Self-Evolution — Agents Rewrite Their Own Procedural Memory

The most powerful capability of Markus’s procedural memory is self-evolution. Agents can edit their own ROLE.md and HEARTBEAT.md files using the file_edit tool. This is governed by the self-evolution skill, which applies strict rules:

  1. Three or more related experiential lessons must point to a behavioral change.
  2. Confidence must be high that the change reflects proven, repeated experience.
  3. The change must have systemic impact (affecting many future tasks).
  4. The change must not contradict the core role definition.

Like human muscle memory, procedural memory in Markus changes gradually through deliberate practice. An agent doesn’t rewrite its identity after one mistake — it accumulates evidence, identifies patterns, and then evolves. This prevents the identity drift that plagues less disciplined agent architectures.

Source: MEMORY-SYSTEM.md §3 — “Identity (ROLE.md)” — “Write triggers: Agent self-modification via file_edit tool (governed by self-evolution skill)“


3. Semantic Memory — “What the Agent Knows”

The semantic memory layer is the agent’s organized knowledge base.
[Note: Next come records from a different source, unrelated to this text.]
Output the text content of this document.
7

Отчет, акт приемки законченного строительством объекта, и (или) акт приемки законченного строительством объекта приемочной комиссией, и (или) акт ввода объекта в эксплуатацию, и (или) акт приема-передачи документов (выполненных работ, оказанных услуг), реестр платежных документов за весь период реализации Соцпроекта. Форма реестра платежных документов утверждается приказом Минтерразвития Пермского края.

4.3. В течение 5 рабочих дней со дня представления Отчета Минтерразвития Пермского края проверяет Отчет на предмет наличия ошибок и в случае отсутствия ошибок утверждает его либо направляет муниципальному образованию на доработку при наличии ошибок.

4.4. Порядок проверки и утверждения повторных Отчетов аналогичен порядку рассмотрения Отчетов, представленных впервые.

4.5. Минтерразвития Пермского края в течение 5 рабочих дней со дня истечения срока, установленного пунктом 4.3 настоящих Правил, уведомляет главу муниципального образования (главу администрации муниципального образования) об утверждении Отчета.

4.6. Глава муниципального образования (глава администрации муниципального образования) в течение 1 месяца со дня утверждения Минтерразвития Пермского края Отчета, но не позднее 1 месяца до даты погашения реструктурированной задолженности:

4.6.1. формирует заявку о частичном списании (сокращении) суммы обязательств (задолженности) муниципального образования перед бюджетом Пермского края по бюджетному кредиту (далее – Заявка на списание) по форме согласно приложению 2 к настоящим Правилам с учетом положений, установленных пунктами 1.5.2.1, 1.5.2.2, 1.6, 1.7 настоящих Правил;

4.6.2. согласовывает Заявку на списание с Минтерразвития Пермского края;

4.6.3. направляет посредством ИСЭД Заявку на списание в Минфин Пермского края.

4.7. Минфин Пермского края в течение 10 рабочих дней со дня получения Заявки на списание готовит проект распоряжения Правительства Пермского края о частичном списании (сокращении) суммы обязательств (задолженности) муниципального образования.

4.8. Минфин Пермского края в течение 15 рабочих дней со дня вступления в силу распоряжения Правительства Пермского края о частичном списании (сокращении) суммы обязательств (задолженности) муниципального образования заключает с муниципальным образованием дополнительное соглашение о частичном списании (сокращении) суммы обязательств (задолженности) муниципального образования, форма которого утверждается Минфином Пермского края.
It consists of two complementary substores that together implement Tulving’s semantic memory function.

MEMORY.md — Curated Knowledge

The MEMORY.md file is the agent’s distilled, validated knowledge store. Unlike rigid knowledge management systems that force artificial taxonomies, Markus lets agents organize their knowledge freely. The agent determines the section structure based on what it learns.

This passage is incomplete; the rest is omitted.